Le retraité commence à égrener les délits supposés pour lesquels l'ancien maire est mis en examen : «En trois ans, il en a fait…» Première grosse affaire en avril 2016, l'attribution de la gestion des logements de la ville à l'agence immobilière tenue par sa mère, sans passer par le conseil municipal. «Le sous-préfet l'a sommé de présenter la délibération, il ne l'avait pas, il en a donné une fausse», raconte l'habitué. Ce qui s'appelle, dans le code pénal, complicité de faux et usage de faux en écriture publique. Il n'a pas encore été jugé sur ces faits. En septembre, Sieczkowski-Samier comparaîtra devant le tribunal correctionnel de Boulogne-sur-Mer pour un détournement de fonds publics estimé à 114 000 euros. L'ex-édile se serait offert un nouveau plancher pour sa villa avec le budget communal. Moins classique est l'achat de deux revolvers de troisième catégorie, qu'il a prétendu destiné à la police municipale. Mais celle-ci n'était pas au courant, d'après les déclarations du procureur, en octobre 2018. «On a un ami qui travaille pour une boîte de nuit au Touquet. Il aurait paradé avec son holster», rapportent des commerçants, croisés sur leur pas-de-porte.

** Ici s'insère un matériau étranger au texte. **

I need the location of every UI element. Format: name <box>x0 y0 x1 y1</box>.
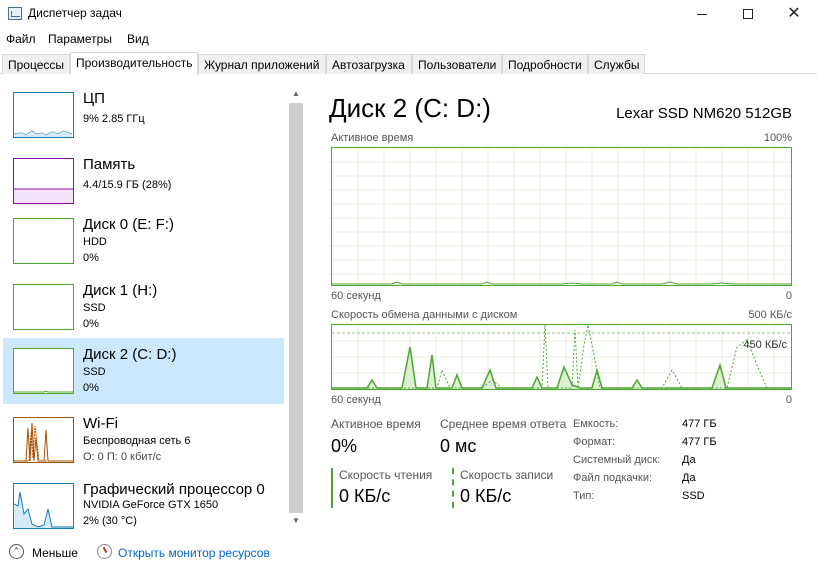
read-speed-label: Скорость чтения <box>339 468 433 482</box>
close-button[interactable]: ✕ <box>771 0 817 28</box>
chevron-up-icon[interactable]: ⌃ <box>9 544 24 559</box>
tab-startup[interactable]: Автозагрузка <box>326 54 412 74</box>
transfer-chart-label: Скорость обмена данными с диском <box>331 309 518 321</box>
tab-processes[interactable]: Процессы <box>2 54 70 74</box>
sidebar-item-type: HDD <box>83 236 107 248</box>
minimize-button[interactable] <box>679 0 725 28</box>
maximize-button[interactable] <box>725 0 771 28</box>
memory-thumbnail-graph <box>13 158 74 204</box>
active-time-duration-label: 60 секунд <box>331 290 381 302</box>
sidebar-item-title: Графический процессор 0 <box>83 481 265 498</box>
tab-app-history[interactable]: Журнал приложений <box>198 54 326 74</box>
disk-2-thumbnail-graph <box>13 348 74 394</box>
sidebar-item-disk-0[interactable]: Диск 0 (E: F:) HDD 0% <box>3 210 284 276</box>
title-bar: Диспетчер задач ✕ <box>0 0 817 28</box>
tab-bar: Процессы Производительность Журнал прило… <box>0 52 817 75</box>
sidebar-item-throughput: О: 0 П: 0 кбит/с <box>83 451 162 463</box>
capacity-value: 477 ГБ <box>682 418 717 430</box>
menu-file[interactable]: Файл <box>6 32 36 46</box>
sidebar-item-model: NVIDIA GeForce GTX 1650 <box>83 499 219 511</box>
sidebar-item-wifi[interactable]: Wi-Fi Беспроводная сеть 6 О: 0 П: 0 кбит… <box>3 409 284 475</box>
format-label: Формат: <box>573 436 616 448</box>
format-value: 477 ГБ <box>682 436 717 448</box>
sidebar-item-detail: 9% 2.85 ГГц <box>83 113 145 125</box>
open-resource-monitor-link[interactable]: Открыть монитор ресурсов <box>118 546 270 560</box>
sidebar-item-type: SSD <box>83 366 106 378</box>
type-value: SSD <box>682 490 705 502</box>
scroll-down-arrow[interactable]: ▼ <box>289 514 303 528</box>
sidebar-item-usage: 0% <box>83 318 99 330</box>
transfer-rate-chart: 450 КБ/с <box>331 324 792 390</box>
disk-0-thumbnail-graph <box>13 218 74 264</box>
resource-monitor-icon[interactable] <box>97 544 112 559</box>
sidebar-item-detail: 4.4/15.9 ГБ (28%) <box>83 179 172 191</box>
disk-1-thumbnail-graph <box>13 284 74 330</box>
transfer-duration-label: 60 секунд <box>331 394 381 406</box>
active-time-max-label: 100% <box>763 132 792 144</box>
sidebar-item-disk-1[interactable]: Диск 1 (H:) SSD 0% <box>3 276 284 342</box>
minimize-icon <box>697 13 707 15</box>
page-file-value: Да <box>682 472 696 484</box>
active-time-chart <box>331 147 792 286</box>
active-time-stat-value: 0% <box>331 436 358 456</box>
gpu-thumbnail-graph <box>13 483 74 529</box>
active-time-min-label: 0 <box>785 290 792 302</box>
wifi-thumbnail-graph <box>13 417 74 463</box>
sidebar-item-title: Диск 1 (H:) <box>83 282 158 299</box>
response-time-stat-value: 0 мс <box>440 436 477 456</box>
sidebar-item-title: Память <box>83 156 136 173</box>
sidebar-item-usage: 2% (30 °C) <box>83 515 137 527</box>
task-manager-app-icon <box>8 7 22 20</box>
page-file-label: Файл подкачки: <box>573 472 653 484</box>
sidebar-item-memory[interactable]: Память 4.4/15.9 ГБ (28%) <box>3 150 284 216</box>
tab-users[interactable]: Пользователи <box>412 54 502 74</box>
sidebar-item-usage: 0% <box>83 382 99 394</box>
sidebar-item-title: Диск 2 (C: D:) <box>83 346 177 363</box>
fewer-details-button[interactable]: Меньше <box>32 546 78 560</box>
write-speed-label: Скорость записи <box>460 468 554 482</box>
disk-title: Диск 2 (C: D:) <box>329 93 491 123</box>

Le dernier post sur Facebook de Stéphane Sieczkowski-Samier n'est pas passé inaperçu : une photo d'un catamaran sur une plage paradisiaque, localisée aux Bahamas. Au dessus, ce message : «Touché, mais pas coulé.» Une ironie, alors que les gendarmes le cherchent, pour lui remettre sa révocation en main propre. Son avocat l'affirme, il n'est pas aux Bahamas - ce serait une provocation.
Seul contre tous, Daniel, serveur, défend celui qu'il connaît depuis longtemps : «J'ai l'impression qu'on s'acharne sur lui. Moi aussi, quand j'étais jeune, j'ai vécu au-dessus de mes moyens. Au moindre fait et geste qui n'est pas droit, on en profite pour l'écraser.» Le président des parents d'élèves de l'école primaire publique n'est pas de cet avis. Il lâche, sans même être en colère : «Il a fait le beau devant tout le monde, mais il s'est foutu d'Hesdin et a pris ses habitants pour des poires.»
(1) Le prénom a été modifié.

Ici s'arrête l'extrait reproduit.